1. A method for producing an improved crop, comprising:

incorporating at least one fumigant into soil;

applying a sprayed plastic coat by spraying at least one appropriate polymer formulation for forming said plastic coat on said soil surface, wherein said at least one polymer formulation is sprayed in at least two successive passes and the total weight of the plastic coat is in the range between 10 g/m2 and 50 g/m2, and wherein said plastic coat stays substantially intact during a period of 3 weeks to 15 weeks; and

planting or sowing said crop in said soil.

2. The method of claim 1, wherein said incorporating comprises chopping and incorporating at least one green manure into soil, wherein the total weight of said green manure is in the range between 1 kg/m2 and 15 kg/m2.

3. The method of claim 1, further including, after said incorporating and prior to said applying, selecting at least one operation from the group consisting of compacting, smoothing and irrigating said soil surface.

4. The method of claim 2, further including, after said applying and prior to said planting, irrigating said soil during said period to maintain humid conditions for effecting enhanced decomposition of said green manure in said soil.

5. The method of claim 1, further including, after said applying and prior to said planting, selecting at least one operation from the group consisting of hoeing, plowing, cultivating or rotavating said soil after said period lapses.

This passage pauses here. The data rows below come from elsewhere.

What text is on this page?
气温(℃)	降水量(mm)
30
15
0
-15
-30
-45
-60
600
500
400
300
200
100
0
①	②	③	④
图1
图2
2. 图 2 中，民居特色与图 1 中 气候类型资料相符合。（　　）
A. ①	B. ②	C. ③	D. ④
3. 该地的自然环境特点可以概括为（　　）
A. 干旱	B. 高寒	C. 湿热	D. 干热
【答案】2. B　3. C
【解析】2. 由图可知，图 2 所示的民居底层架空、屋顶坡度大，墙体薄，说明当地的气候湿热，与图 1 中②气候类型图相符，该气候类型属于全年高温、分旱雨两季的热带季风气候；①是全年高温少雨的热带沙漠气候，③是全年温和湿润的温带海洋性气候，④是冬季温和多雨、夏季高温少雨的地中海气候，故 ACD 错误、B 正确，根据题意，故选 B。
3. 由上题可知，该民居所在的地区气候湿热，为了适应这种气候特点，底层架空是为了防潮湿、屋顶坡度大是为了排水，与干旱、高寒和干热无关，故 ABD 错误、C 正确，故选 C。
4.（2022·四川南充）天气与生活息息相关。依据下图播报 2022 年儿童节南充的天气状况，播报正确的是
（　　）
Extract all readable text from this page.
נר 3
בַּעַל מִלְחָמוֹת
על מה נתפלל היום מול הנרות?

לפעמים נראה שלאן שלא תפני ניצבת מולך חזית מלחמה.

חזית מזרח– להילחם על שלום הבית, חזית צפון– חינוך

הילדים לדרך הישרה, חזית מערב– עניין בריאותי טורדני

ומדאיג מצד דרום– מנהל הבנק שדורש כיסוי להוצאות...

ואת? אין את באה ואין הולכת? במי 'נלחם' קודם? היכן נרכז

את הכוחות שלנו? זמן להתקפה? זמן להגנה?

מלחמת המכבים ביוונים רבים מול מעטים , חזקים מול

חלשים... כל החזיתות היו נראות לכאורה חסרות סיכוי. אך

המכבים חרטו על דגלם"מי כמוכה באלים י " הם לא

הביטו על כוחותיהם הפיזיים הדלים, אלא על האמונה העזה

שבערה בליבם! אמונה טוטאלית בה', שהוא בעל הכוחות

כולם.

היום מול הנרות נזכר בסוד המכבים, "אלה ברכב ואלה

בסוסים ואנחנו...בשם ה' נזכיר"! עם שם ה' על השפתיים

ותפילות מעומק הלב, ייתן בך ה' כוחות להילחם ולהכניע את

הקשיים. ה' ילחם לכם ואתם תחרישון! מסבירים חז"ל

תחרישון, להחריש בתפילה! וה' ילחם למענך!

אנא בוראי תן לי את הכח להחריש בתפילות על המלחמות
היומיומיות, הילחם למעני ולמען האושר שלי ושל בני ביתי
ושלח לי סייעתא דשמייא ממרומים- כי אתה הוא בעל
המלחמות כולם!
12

6. The method of claim 2, wherein said at least one green manure is selected from the group consisting of millet, mustard, cabbage, broccoli, kohlrabi, rape, turnip, and other members of the Brassicaceae family, corn, rye, sorghum, lucerne, pea, fenugreek, barley and wheat, wherein the total weight of said green manure is in the range between 3 kg/M2 and 10 kg/m 2.

7. The method of claim 6, wherein said at least one green manure is selected from the group comprising millet, mustard, cabbage, and corn.

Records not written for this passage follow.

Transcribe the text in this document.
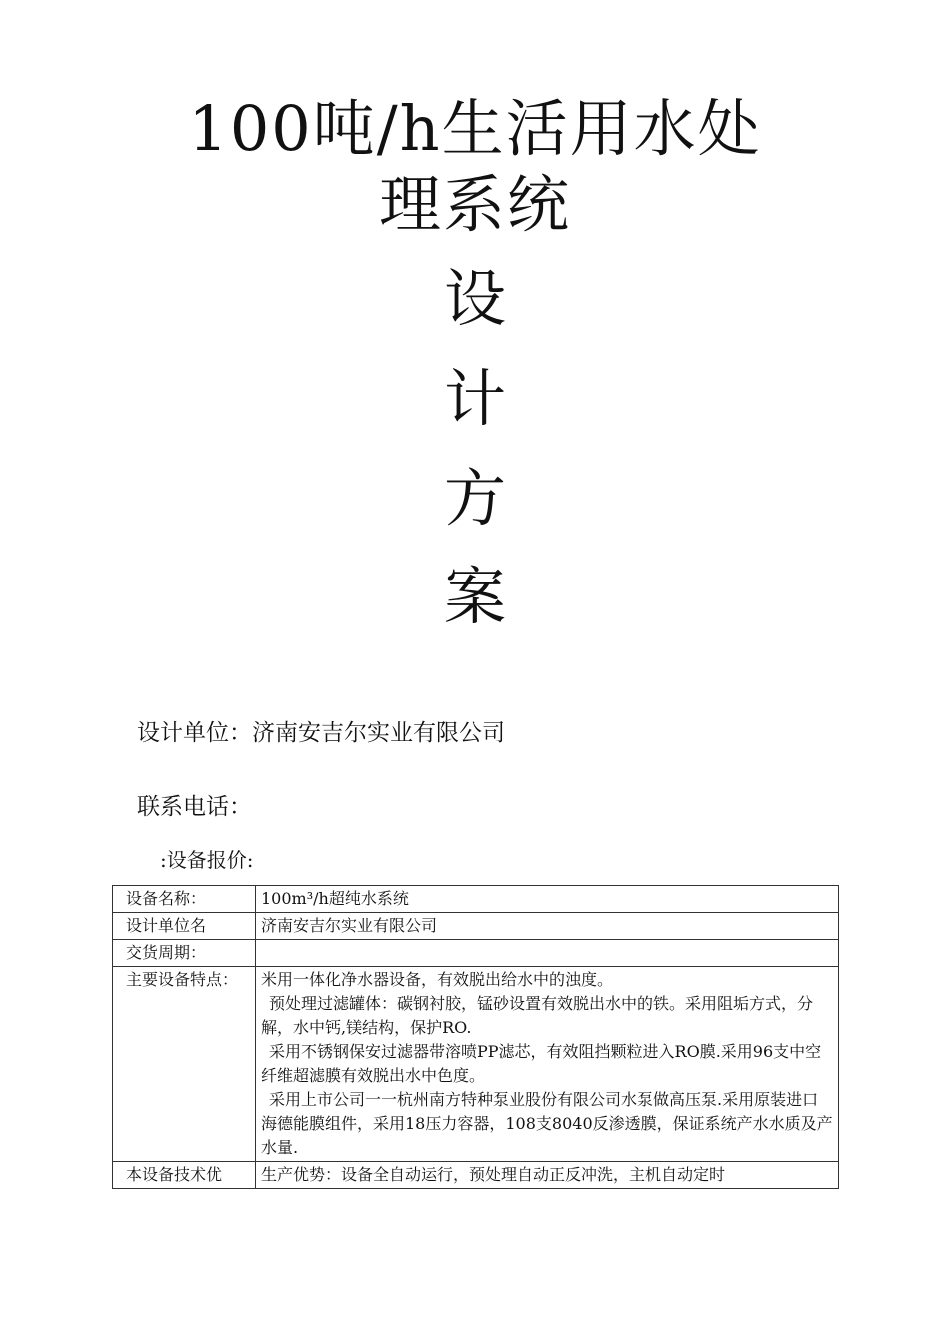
100吨/h生活用水处
理系统
设
计
方
案
设计单位：济南安吉尔实业有限公司
联系电话：
:设备报价:
设备名称：	100m³/h超纯水系统
设计单位名	济南安吉尔实业有限公司
交货周期：	
主要设备特点：	米用一体化净水器设备，有效脱出给水中的浊度。
预处理过滤罐体：碳钢衬胶，锰砂设置有效脱出水中的铁。采用阻垢方式，分解，水中钙,镁结构，保护RO.
采用不锈钢保安过滤器带溶喷PP滤芯，有效阻挡颗粒进入RO膜.采用96支中空纤维超滤膜有效脱出水中色度。
采用上市公司一一杭州南方特种泵业股份有限公司水泵做高压泵.采用原装进口海德能膜组件，采用18压力容器，108支8040反渗透膜，保证系统产水水质及产水量.

本设备技术优	生产优势：设备全自动运行，预处理自动正反冲洗，主机自动定时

8. The method of claim 1, wherein the crop is selected from the group consisting of tomato, carrot and potato.

9. The method of claim 8, wherein said crop is potato.

10. The method of claim 1, wherein said period is between 4 weeks and 8 weeks.

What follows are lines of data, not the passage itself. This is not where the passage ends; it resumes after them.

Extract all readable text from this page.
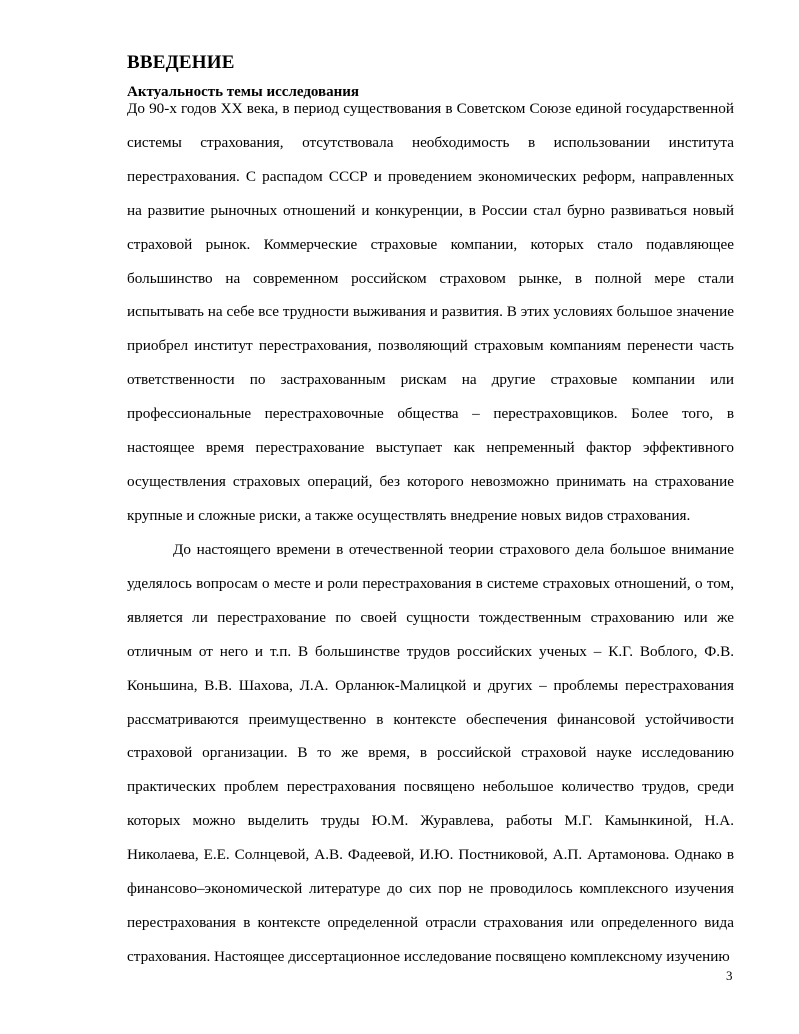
ВВЕДЕНИЕ
Актуальность темы исследования

До 90-х годов XX века, в период существования в Советском Союзе единой государственной системы страхования, отсутствовала необходимость в использовании института перестрахования. С распадом СССР и проведением экономических реформ, направленных на развитие рыночных отношений и конкуренции, в России стал бурно развиваться новый страховой рынок. Коммерческие страховые компании, которых стало подавляющее большинство на современном российском страховом рынке, в полной мере стали испытывать на себе все трудности выживания и развития. В этих условиях большое значение приобрел институт перестрахования, позволяющий страховым компаниям перенести часть ответственности по застрахованным рискам на другие страховые компании или профессиональные перестраховочные общества – перестраховщиков. Более того, в настоящее время перестрахование выступает как непременный фактор эффективного осуществления страховых операций, без которого невозможно принимать на страхование крупные и сложные риски, а также осуществлять внедрение новых видов страхования.

До настоящего времени в отечественной теории страхового дела большое внимание уделялось вопросам о месте и роли перестрахования в системе страховых отношений, о том, является ли перестрахование по своей сущности тождественным страхованию или же отличным от него и т.п. В большинстве трудов российских ученых – К.Г. Воблого, Ф.В. Коньшина, В.В. Шахова, Л.А. Орланюк-Малицкой и других – проблемы перестрахования рассматриваются преимущественно в контексте обеспечения финансовой устойчивости страховой организации. В то же время, в российской страховой науке исследованию практических проблем перестрахования посвящено небольшое количество трудов, среди которых можно выделить труды Ю.М. Журавлева, работы М.Г. Камынкиной, Н.А. Николаева, Е.Е. Солнцевой, А.В. Фадеевой, И.Ю. Постниковой, А.П. Артамонова. Однако в финансово–экономической литературе до сих пор не проводилось комплексного изучения перестрахования в контексте определенной отрасли страхования или определенного вида страхования. Настоящее диссертационное исследование посвящено комплексному изучению

3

11. The method of claim 1, wherein the plastic coat comprises at least one filler.

12. The method of claim 11, wherein said at least one filler is selected from the group comprising dyes, carbon black and coal.

13. The method of claim 1, wherein said plastic coat on said soil comprises at least one polymer, appropriate for forming a plastic coat by spraying.

14. The method of claim 13, wherein said at least one polymer is selected from the group consisting of homopolymers, copolymers and block copolymers.

15. The method of claim 13, wherein said at least one polymer is selected from the group consisting of epoxy resins, polyacrylates, polyhydroxyalkanoates, polyixprene, polyvinylacetate, polyvinylpyrolidone, SBR, styrene-acryl copolymers and styrene-butadiene copolymers.

16. The method of claim 1, wherein said crop is produced in the presence of at least one biopesticide.

17. The method of claim 1, wherein said crop is produced in the presence of at least one synthetic pesticide.

18. The method of claim 1, wherein said crop is produced in the presence of at least one synthetic nutrient.

19. The method of claim 17, wherein said at least one synthetic pesticide is selected from the group consisting of metham (metham-sodium) and dazomet.